Paula se detuvo en la sombra para respirar profundamente. Parecía que Pedro Alfonso estaba muy seguro de que tenía la solución a sus problemas. Pero en realidad lo seguro era que no había solución. No después de la manera como ella había estropeado todo con Wakefield. Se preguntó cómo podría mirar a la cara a Pedro tras el desastre de la noche anterior. Se acaloró con sólo recordar lo que había pasado. Su orgullo insistía en que ignorara aquella cita. Pero las obligaciones familiares le dictaban que tenía que acudir. La tentación de darse la vuelta y salir corriendo era grande. Su conciencia le decía que le traería problemas. Pero no tenía más opción. Se reuniría con el mismo diablo si hubiese alguna posibilidad de sacar a su hermano del lío en el que se encontraba. Tendría que fingir que lo que había pasado en su dormitorio no había ocurrido. Después de todo, sólo había sido un beso. Una experiencia sensual y catastrófica para ella. Pero para él probablemente no significaría nada. Abrió la puerta del restaurante y se quedó allí de pie. Cuando lo vió, Sintió cómo el calor se apoderaba de ella e hizo que se quedara allí de pie. Cuando él la miró a los ojos, algo parecido a la excitación le recorrió la espina dorsal. ¿O era aprensión?
Una camarera la llevó hasta la mesa. Pedro Alfonso se levantó. Le tendió la mano como si aquello fuese otra de sus reuniones de negocios, como si no la hubiese abrazado la noche anterior ni la hubiese besado hasta que ella perdió el control. Se ruborizó cuando él tomó su mano. De alguna manera, la forma en que lo hizo parecía íntima. Él era tan atractivo como ella recordaba. Parecía un modelo de portada de revista.
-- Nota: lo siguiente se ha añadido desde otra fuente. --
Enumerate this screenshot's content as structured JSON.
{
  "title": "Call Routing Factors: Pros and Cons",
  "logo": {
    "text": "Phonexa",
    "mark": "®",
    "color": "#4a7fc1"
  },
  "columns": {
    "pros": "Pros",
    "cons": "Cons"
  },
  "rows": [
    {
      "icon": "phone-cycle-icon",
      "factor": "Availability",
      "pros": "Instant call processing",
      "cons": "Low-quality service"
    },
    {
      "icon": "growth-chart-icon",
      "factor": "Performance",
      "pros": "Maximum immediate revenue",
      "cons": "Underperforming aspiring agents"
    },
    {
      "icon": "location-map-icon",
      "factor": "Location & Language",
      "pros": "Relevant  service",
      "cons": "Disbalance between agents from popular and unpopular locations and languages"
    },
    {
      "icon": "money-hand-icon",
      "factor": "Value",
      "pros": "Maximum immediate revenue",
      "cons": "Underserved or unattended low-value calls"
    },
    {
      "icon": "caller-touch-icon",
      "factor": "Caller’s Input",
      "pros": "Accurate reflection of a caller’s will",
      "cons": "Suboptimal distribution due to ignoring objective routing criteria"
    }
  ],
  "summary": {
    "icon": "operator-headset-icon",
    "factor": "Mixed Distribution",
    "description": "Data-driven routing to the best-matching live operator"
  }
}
—Paula, me alegra que hayas podido venir —murmuró con un tono de voz bajo que hizo que ella se estremeciera.
—Señor Alfonso —dijo ella, recordándose a sí misma que aquello eran negocios. Si fingía que nada había pasado entre ambos, él tendría que seguirle la corriente—. Es muy amable por su parte haber encontrado un hueco para mí.
Pedro sonrió abiertamente, con la diversión que sentía reflejada en la cara.
—No hay necesidad de que seas tan formal —dijo, apretándole la mano. Ella se quedó sin aliento—. Llámame Pedro.
—Gracias —dijo ella, asintiendo con la cabeza mientras apartaba la mano.
Se sentó en la silla que sujetaba él y colocó el bolso a su lado. Cuando se dió la vuelta para mirarlo, Pedro estaba echado para atrás en su silla, mirándola perezosamente. Aquella indolencia enfadó a Paula. Por mucho que todo aquello fuese divertido para él, por muy tonta que ella hubiese sido derritiéndose en sus brazos, aquella reunión era importante. Su futuro y el de Gonzalo dependían de ella.